S. Deerwester, S. T. Doumas, T. K. Landauer, G. W. Furnas, and R. Harshman. Indexing by latent semantic analysis. Journal of the Society for Information Science, 41(6):391–407, 1990. [url]
This is the first technical LSI paper. It offers a good background on the previous theory and on the technical choices behind the algorithm.
Essentially, the authors developed the technique to overcome the deficiency of current information retrieval methods, that is the words searchers often use are not the same as those by which the information they seek has been indexed. The two side of the issue they describe are the synonymy and the polysemy. The former is the fact that there are many ways to refer to the same concept. The latter is the fact that most words have more than one distinct meaning.

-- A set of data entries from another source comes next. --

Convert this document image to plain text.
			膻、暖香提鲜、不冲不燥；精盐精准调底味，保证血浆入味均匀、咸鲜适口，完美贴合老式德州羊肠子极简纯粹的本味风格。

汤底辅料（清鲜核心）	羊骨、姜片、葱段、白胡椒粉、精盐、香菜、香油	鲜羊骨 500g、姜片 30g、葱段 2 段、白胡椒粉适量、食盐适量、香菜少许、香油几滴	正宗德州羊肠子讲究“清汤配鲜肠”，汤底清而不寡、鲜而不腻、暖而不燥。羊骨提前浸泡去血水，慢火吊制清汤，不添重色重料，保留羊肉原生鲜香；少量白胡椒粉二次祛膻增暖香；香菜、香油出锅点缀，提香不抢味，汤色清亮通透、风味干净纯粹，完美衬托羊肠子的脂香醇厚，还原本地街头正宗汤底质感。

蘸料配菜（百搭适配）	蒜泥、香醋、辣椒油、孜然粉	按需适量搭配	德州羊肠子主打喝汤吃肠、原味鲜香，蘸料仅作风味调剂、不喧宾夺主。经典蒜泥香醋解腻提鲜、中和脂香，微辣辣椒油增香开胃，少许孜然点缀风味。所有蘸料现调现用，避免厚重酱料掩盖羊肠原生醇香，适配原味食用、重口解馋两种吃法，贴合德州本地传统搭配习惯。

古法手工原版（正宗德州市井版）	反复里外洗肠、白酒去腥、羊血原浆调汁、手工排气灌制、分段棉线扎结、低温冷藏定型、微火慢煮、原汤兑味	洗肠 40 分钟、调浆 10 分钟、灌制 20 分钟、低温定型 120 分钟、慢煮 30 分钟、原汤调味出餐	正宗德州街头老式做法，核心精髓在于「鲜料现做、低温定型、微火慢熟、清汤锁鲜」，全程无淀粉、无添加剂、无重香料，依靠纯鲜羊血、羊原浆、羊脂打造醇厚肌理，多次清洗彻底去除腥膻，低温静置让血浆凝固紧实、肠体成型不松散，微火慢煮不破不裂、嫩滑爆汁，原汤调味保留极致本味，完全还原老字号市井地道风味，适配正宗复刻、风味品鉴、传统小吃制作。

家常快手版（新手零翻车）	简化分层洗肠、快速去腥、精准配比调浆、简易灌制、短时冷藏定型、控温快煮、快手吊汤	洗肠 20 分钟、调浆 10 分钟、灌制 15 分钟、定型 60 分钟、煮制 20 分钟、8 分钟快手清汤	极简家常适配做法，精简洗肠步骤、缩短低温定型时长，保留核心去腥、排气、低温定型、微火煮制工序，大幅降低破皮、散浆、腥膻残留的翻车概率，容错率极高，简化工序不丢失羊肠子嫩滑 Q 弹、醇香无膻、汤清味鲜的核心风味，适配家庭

The criteria they used to distinguish between different models are: adjustable representational richness (hierarchical clustering is too restrictive; they looked for models whose power could be varied); explicit representation of both terms and documents (as in two-mode factor analysis or tree unfolding); computational tractability for large datasets.
The latent semantic structure analysis starts with a matrix of terms by documents. Then this is analyzed by Singular Value Decomposition (SVD), to derive the particular latent semantic structure model. The process divide the original matrix into three representative matrix, which contains “eigenvectors” and “eigenvalues”, and which show a breakdown of the original data into linearly indipendent components or factors.
Three particular comparisons were of interest for the authors: the comparisons of two terms; two comparisons of two documents; and a comparison of a term and a document.